Fernanda Amary and Adrienne M. Flanagan of University College London Cancer Institute, and colleagues recently described their experience, lessons learned from participation in the project and their determination that genomic medicine will become standard practice within sarcoma management at the Royal National Orthopaedic Hospital (RNOH) and beyond. The paper was published in The Journal of Pathology: Clinical Research.
During the recruitment period 1256 patients were diagnosed with sarcoma at RNOH and in total 957 patients, including 76 children, treated at the hospital were consented to participate in 100KGP. Only 62% of the recruited patients were successfully sequenced, and 13% of these required a PCR amplification step due to lack of DNA. Cartilaginous tumours were the most difficult to sequence.
Neoadjuvant therapies tended to result in tumor necrosis, barring sequencing. This was most often the case with Ewing sarcoma. There was also a tendency to reject tumour freezing as samples were deemed too small or necrotic, when in fact further analysis revealed that they would have contained enough material for sequencing, had they been frozen. Out of hours, tumours were fixed in formalin, which prevented sequencing.
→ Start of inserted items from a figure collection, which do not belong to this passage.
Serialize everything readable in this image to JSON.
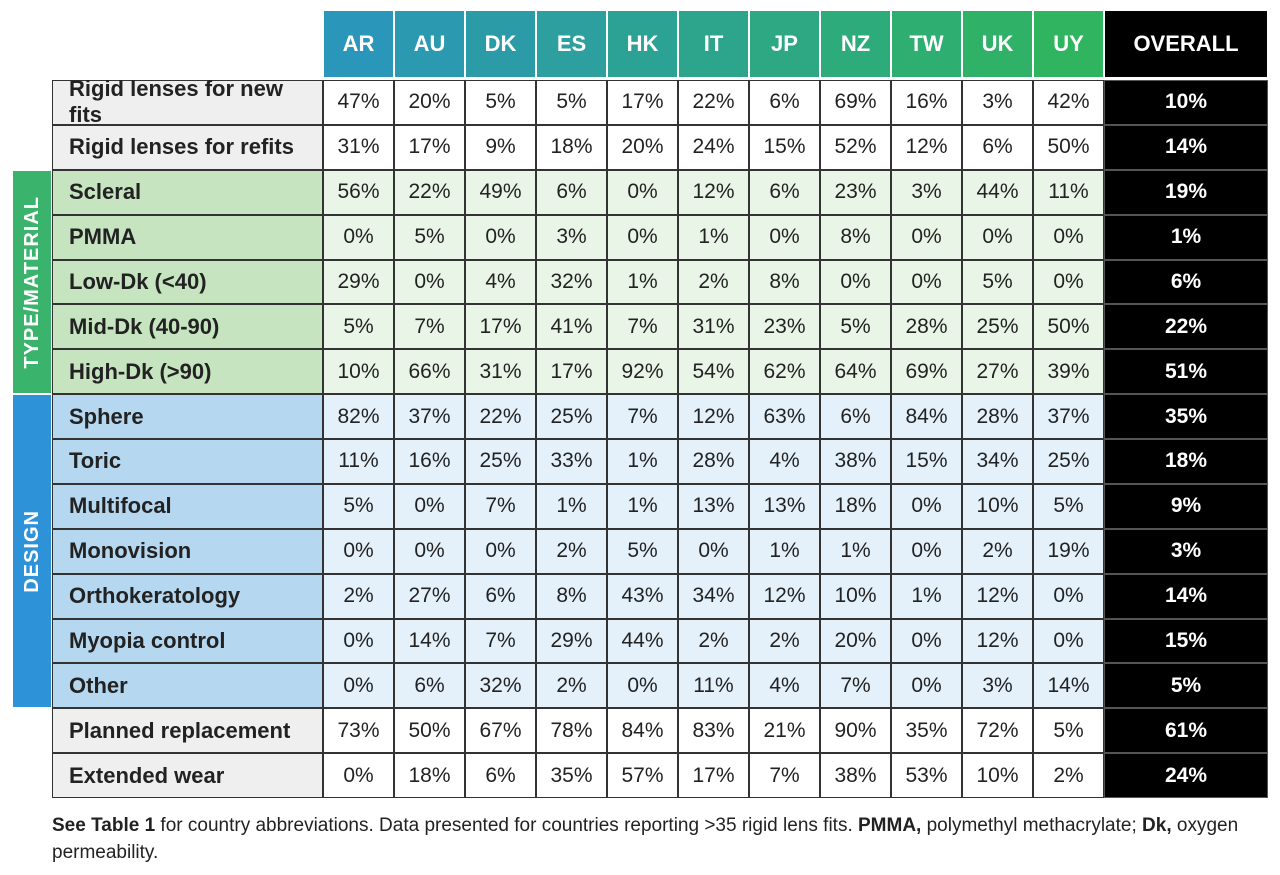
{
  "header": {
    "columns": [
      "AR",
      "AU",
      "DK",
      "ES",
      "HK",
      "IT",
      "JP",
      "NZ",
      "TW",
      "UK",
      "UY"
    ],
    "overall": "OVERALL"
  },
  "sections": [
    {
      "rows": [
        {
          "label": "Rigid lenses for new fits",
          "values": [
            "47%",
            "20%",
            "5%",
            "5%",
            "17%",
            "22%",
            "6%",
            "69%",
            "16%",
            "3%",
            "42%"
          ],
          "overall": "10%"
        },
        {
          "label": "Rigid lenses for refits",
          "values": [
            "31%",
            "17%",
            "9%",
            "18%",
            "20%",
            "24%",
            "15%",
            "52%",
            "12%",
            "6%",
            "50%"
          ],
          "overall": "14%"
        }
      ]
    },
    {
      "group": "TYPE/MATERIAL",
      "rows": [
        {
          "label": "Scleral",
          "values": [
            "56%",
            "22%",
            "49%",
            "6%",
            "0%",
            "12%",
            "6%",
            "23%",
            "3%",
            "44%",
            "11%"
          ],
          "overall": "19%"
        },
        {
          "label": "PMMA",
          "values": [
            "0%",
            "5%",
            "0%",
            "3%",
            "0%",
            "1%",
            "0%",
            "8%",
            "0%",
            "0%",
            "0%"
          ],
          "overall": "1%"
        },
        {
          "label": "Low-Dk (<40)",
          "values": [
            "29%",
            "0%",
            "4%",
            "32%",
            "1%",
            "2%",
            "8%",
            "0%",
            "0%",
            "5%",
            "0%"
          ],
          "overall": "6%"
        },
        {
          "label": "Mid-Dk (40-90)",
          "values": [
            "5%",
            "7%",
            "17%",
            "41%",
            "7%",
            "31%",
            "23%",
            "5%",
            "28%",
            "25%",
            "50%"
          ],
          "overall": "22%"
        },
        {
          "label": "High-Dk (>90)",
          "values": [
            "10%",
            "66%",
            "31%",
            "17%",
            "92%",
            "54%",
            "62%",
            "64%",
            "69%",
            "27%",
            "39%"
          ],
          "overall": "51%"
        }
      ]
    },
    {
      "group": "DESIGN",
      "rows": [
        {
          "label": "Sphere",
          "values": [
            "82%",
            "37%",
            "22%",
            "25%",
            "7%",
            "12%",
            "63%",
            "6%",
            "84%",
            "28%",
            "37%"
          ],
          "overall": "35%"
        },
        {
          "label": "Toric",
          "values": [
            "11%",
            "16%",
            "25%",
            "33%",
            "1%",
            "28%",
            "4%",
            "38%",
            "15%",
            "34%",
            "25%"
          ],
          "overall": "18%"
        },
        {
          "label": "Multifocal",
          "values": [
            "5%",
            "0%",
            "7%",
            "1%",
            "1%",
            "13%",
            "13%",
            "18%",
            "0%",
            "10%",
            "5%"
          ],
          "overall": "9%"
        },
        {
          "label": "Monovision",
          "values": [
            "0%",
            "0%",
            "0%",
            "2%",
            "5%",
            "0%",
            "1%",
            "1%",
            "0%",
            "2%",
            "19%"
          ],
          "overall": "3%"
        },
        {
          "label": "Orthokeratology",
          "values": [
            "2%",
            "27%",
            "6%",
            "8%",
            "43%",
            "34%",
            "12%",
            "10%",
            "1%",
            "12%",
            "0%"
          ],
          "overall": "14%"
        },
        {
          "label": "Myopia control",
          "values": [
            "0%",
            "14%",
            "7%",
            "29%",
            "44%",
            "2%",
            "2%",
            "20%",
            "0%",
            "12%",
            "0%"
          ],
          "overall": "15%"
        },
        {
          "label": "Other",
          "values": [
            "0%",
            "6%",
            "32%",
            "2%",
            "0%",
            "11%",
            "4%",
            "7%",
            "0%",
            "3%",
            "14%"
          ],
          "overall": "5%"
        }
      ]
    },
    {
      "rows": [
        {
          "label": "Planned replacement",
          "values": [
            "73%",
            "50%",
            "67%",
            "78%",
            "84%",
            "83%",
            "21%",
            "90%",
            "35%",
            "72%",
            "5%"
          ],
          "overall": "61%"
        },
        {
          "label": "Extended wear",
          "values": [
            "0%",
            "18%",
            "6%",
            "35%",
            "57%",
            "17%",
            "7%",
            "38%",
            "53%",
            "10%",
            "2%"
          ],
          "overall": "24%"
        }
      ]
    }
  ],
  "footnote": [
    {
      "text": "See Table 1",
      "bold": true
    },
    {
      "text": " for country abbreviations. Data presented for countries reporting >35 rigid lens fits. ",
      "bold": false
    },
    {
      "text": "PMMA,",
      "bold": true
    },
    {
      "text": " polymethyl methacrylate; ",
      "bold": false
    },
    {
      "text": "Dk,",
      "bold": true
    },
    {
      "text": " oxygen permeability.",
      "bold": false
    }
  ]
}
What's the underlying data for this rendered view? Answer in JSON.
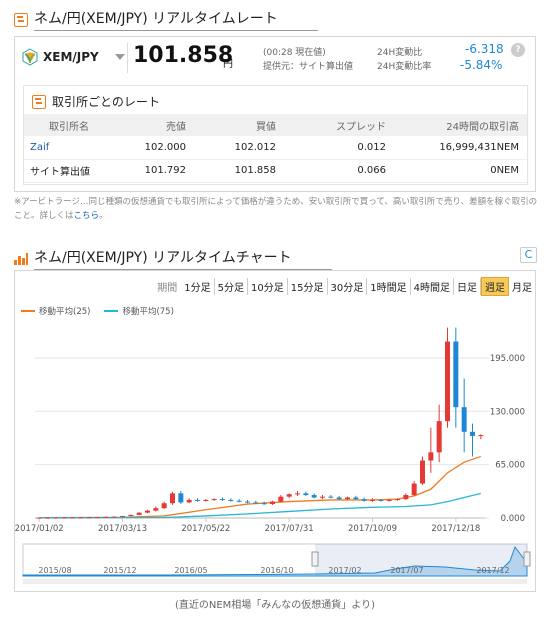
{
  "rate_section": {
    "title": "ネム/円(XEM/JPY) リアルタイムレート",
    "pair": "XEM/JPY",
    "price": "101.858",
    "price_unit": "円",
    "time_note": "(00:28 現在値)",
    "provider_note": "提供元：サイト算出値",
    "change_label": "24H変動比",
    "change_value": "-6.318",
    "change_rate_label": "24H変動比率",
    "change_rate_value": "-5.84%",
    "help": "?"
  },
  "exchange_table": {
    "title": "取引所ごとのレート",
    "headers": [
      "取引所名",
      "売値",
      "買値",
      "スプレッド",
      "24時間の取引高"
    ],
    "rows": [
      [
        "Zaif",
        "102.000",
        "102.012",
        "0.012",
        "16,999,431NEM"
      ],
      [
        "サイト算出値",
        "101.792",
        "101.858",
        "0.066",
        "0NEM"
      ]
    ]
  },
  "note": {
    "text": "※アービトラージ…同じ種類の仮想通貨でも取引所によって価格が違うため、安い取引所で買って、高い取引所で売り、差額を稼ぐ取引のこと。詳しくは",
    "link": "こちら",
    "end": "。"
  },
  "chart_section": {
    "title": "ネム/円(XEM/JPY) リアルタイムチャート",
    "refresh": "C",
    "period_label": "期間",
    "periods": [
      "1分足",
      "5分足",
      "10分足",
      "15分足",
      "30分足",
      "1時間足",
      "4時間足",
      "日足",
      "週足",
      "月足"
    ],
    "active_period": "週足",
    "legend": [
      "移動平均(25)",
      "移動平均(75)"
    ]
  },
  "colors": {
    "accent": "#f07c1e",
    "up": "#e53935",
    "down": "#1e88d6",
    "ma25": "#f07c1e",
    "ma75": "#29b6d6"
  },
  "caption": "(直近のNEM相場「みんなの仮想通貨」より)",
  "chart_data": {
    "type": "candlestick",
    "title": "",
    "xlabel": "",
    "ylabel": "",
    "ylim": [
      0,
      240
    ],
    "y_ticks": [
      "195.000",
      "130.000",
      "65.000",
      "0.000"
    ],
    "y_tick_values": [
      195,
      130,
      65,
      0
    ],
    "x_ticks": [
      "2017/01/02",
      "2017/03/13",
      "2017/05/22",
      "2017/07/31",
      "2017/10/09",
      "2017/12/18"
    ],
    "x_tick_weeks": [
      0,
      10,
      20,
      30,
      40,
      50
    ],
    "navigator_ticks": [
      "2015/08",
      "2015/12",
      "2016/05",
      "2016/10",
      "2017/02",
      "2017/07",
      "2017/12"
    ],
    "candles": [
      {
        "w": 0,
        "o": 0.4,
        "h": 0.5,
        "l": 0.4,
        "c": 0.45
      },
      {
        "w": 1,
        "o": 0.45,
        "h": 0.5,
        "l": 0.4,
        "c": 0.45
      },
      {
        "w": 2,
        "o": 0.45,
        "h": 0.6,
        "l": 0.4,
        "c": 0.5
      },
      {
        "w": 3,
        "o": 0.5,
        "h": 0.6,
        "l": 0.45,
        "c": 0.55
      },
      {
        "w": 4,
        "o": 0.55,
        "h": 0.7,
        "l": 0.5,
        "c": 0.6
      },
      {
        "w": 5,
        "o": 0.6,
        "h": 0.8,
        "l": 0.55,
        "c": 0.7
      },
      {
        "w": 6,
        "o": 0.7,
        "h": 1.0,
        "l": 0.6,
        "c": 0.8
      },
      {
        "w": 7,
        "o": 0.8,
        "h": 1.2,
        "l": 0.7,
        "c": 1.0
      },
      {
        "w": 8,
        "o": 1.0,
        "h": 1.6,
        "l": 0.9,
        "c": 1.4
      },
      {
        "w": 9,
        "o": 1.4,
        "h": 2.0,
        "l": 1.2,
        "c": 1.6
      },
      {
        "w": 10,
        "o": 1.6,
        "h": 2.6,
        "l": 1.5,
        "c": 2.4
      },
      {
        "w": 11,
        "o": 2.4,
        "h": 4.0,
        "l": 2.2,
        "c": 3.8
      },
      {
        "w": 12,
        "o": 3.8,
        "h": 7,
        "l": 3.5,
        "c": 6.5
      },
      {
        "w": 13,
        "o": 6.5,
        "h": 10,
        "l": 6,
        "c": 9
      },
      {
        "w": 14,
        "o": 9,
        "h": 14,
        "l": 8,
        "c": 12
      },
      {
        "w": 15,
        "o": 12,
        "h": 20,
        "l": 11,
        "c": 18
      },
      {
        "w": 16,
        "o": 18,
        "h": 32,
        "l": 16,
        "c": 30
      },
      {
        "w": 17,
        "o": 30,
        "h": 33,
        "l": 17,
        "c": 19
      },
      {
        "w": 18,
        "o": 19,
        "h": 24,
        "l": 18,
        "c": 22
      },
      {
        "w": 19,
        "o": 22,
        "h": 24,
        "l": 20,
        "c": 21
      },
      {
        "w": 20,
        "o": 21,
        "h": 23,
        "l": 20,
        "c": 22
      },
      {
        "w": 21,
        "o": 22,
        "h": 24,
        "l": 21,
        "c": 23
      },
      {
        "w": 22,
        "o": 23,
        "h": 25,
        "l": 21,
        "c": 22
      },
      {
        "w": 23,
        "o": 22,
        "h": 24,
        "l": 20,
        "c": 21
      },
      {
        "w": 24,
        "o": 21,
        "h": 23,
        "l": 19,
        "c": 20
      },
      {
        "w": 25,
        "o": 20,
        "h": 22,
        "l": 18,
        "c": 19
      },
      {
        "w": 26,
        "o": 19,
        "h": 21,
        "l": 17,
        "c": 18
      },
      {
        "w": 27,
        "o": 18,
        "h": 20,
        "l": 16,
        "c": 17
      },
      {
        "w": 28,
        "o": 17,
        "h": 21,
        "l": 16,
        "c": 20
      },
      {
        "w": 29,
        "o": 20,
        "h": 28,
        "l": 19,
        "c": 26
      },
      {
        "w": 30,
        "o": 26,
        "h": 30,
        "l": 24,
        "c": 29
      },
      {
        "w": 31,
        "o": 29,
        "h": 33,
        "l": 27,
        "c": 30
      },
      {
        "w": 32,
        "o": 30,
        "h": 32,
        "l": 27,
        "c": 28
      },
      {
        "w": 33,
        "o": 28,
        "h": 30,
        "l": 24,
        "c": 25
      },
      {
        "w": 34,
        "o": 25,
        "h": 28,
        "l": 23,
        "c": 26
      },
      {
        "w": 35,
        "o": 26,
        "h": 28,
        "l": 24,
        "c": 25
      },
      {
        "w": 36,
        "o": 25,
        "h": 27,
        "l": 22,
        "c": 23
      },
      {
        "w": 37,
        "o": 23,
        "h": 26,
        "l": 22,
        "c": 25
      },
      {
        "w": 38,
        "o": 25,
        "h": 27,
        "l": 22,
        "c": 23
      },
      {
        "w": 39,
        "o": 23,
        "h": 25,
        "l": 20,
        "c": 21
      },
      {
        "w": 40,
        "o": 21,
        "h": 24,
        "l": 20,
        "c": 22
      },
      {
        "w": 41,
        "o": 22,
        "h": 23,
        "l": 20,
        "c": 21
      },
      {
        "w": 42,
        "o": 21,
        "h": 23,
        "l": 20,
        "c": 22
      },
      {
        "w": 43,
        "o": 22,
        "h": 24,
        "l": 21,
        "c": 23
      },
      {
        "w": 44,
        "o": 23,
        "h": 30,
        "l": 22,
        "c": 28
      },
      {
        "w": 45,
        "o": 28,
        "h": 45,
        "l": 27,
        "c": 42
      },
      {
        "w": 46,
        "o": 42,
        "h": 75,
        "l": 40,
        "c": 70
      },
      {
        "w": 47,
        "o": 70,
        "h": 110,
        "l": 55,
        "c": 80
      },
      {
        "w": 48,
        "o": 80,
        "h": 138,
        "l": 68,
        "c": 118
      },
      {
        "w": 49,
        "o": 118,
        "h": 232,
        "l": 110,
        "c": 215
      },
      {
        "w": 50,
        "o": 215,
        "h": 232,
        "l": 110,
        "c": 135
      },
      {
        "w": 51,
        "o": 135,
        "h": 170,
        "l": 80,
        "c": 105
      },
      {
        "w": 52,
        "o": 105,
        "h": 115,
        "l": 75,
        "c": 100
      },
      {
        "w": 53,
        "o": 100,
        "h": 102,
        "l": 96,
        "c": 101
      }
    ],
    "series": [
      {
        "name": "移動平均(25)",
        "values": [
          [
            0,
            0.4
          ],
          [
            10,
            0.9
          ],
          [
            15,
            2.5
          ],
          [
            20,
            10
          ],
          [
            25,
            17
          ],
          [
            30,
            20
          ],
          [
            35,
            22
          ],
          [
            40,
            22
          ],
          [
            43,
            23
          ],
          [
            45,
            27
          ],
          [
            47,
            35
          ],
          [
            49,
            55
          ],
          [
            51,
            68
          ],
          [
            53,
            75
          ]
        ]
      },
      {
        "name": "移動平均(75)",
        "values": [
          [
            0,
            0.2
          ],
          [
            15,
            0.6
          ],
          [
            20,
            2.5
          ],
          [
            25,
            5
          ],
          [
            30,
            8
          ],
          [
            35,
            11
          ],
          [
            40,
            13
          ],
          [
            44,
            14
          ],
          [
            47,
            16
          ],
          [
            49,
            20
          ],
          [
            51,
            25
          ],
          [
            53,
            30
          ]
        ]
      }
    ]
  }
}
Several treatment relevant clinical findings, such as a high mutational burden in 3% of tumours was reported.
One of the key lessons learnt was that biopsy material was often more suitable for sequencing than tumour resections, as it had not yet been subjected to therapy and was less necrotic.
“The 100KGP established that patients and healthcare workers alike are eager to engage in genomic testing, and that WGS can readily be incorporated into clinical service as a standard of care. Nevertheless, challenges remain,” stated the authors.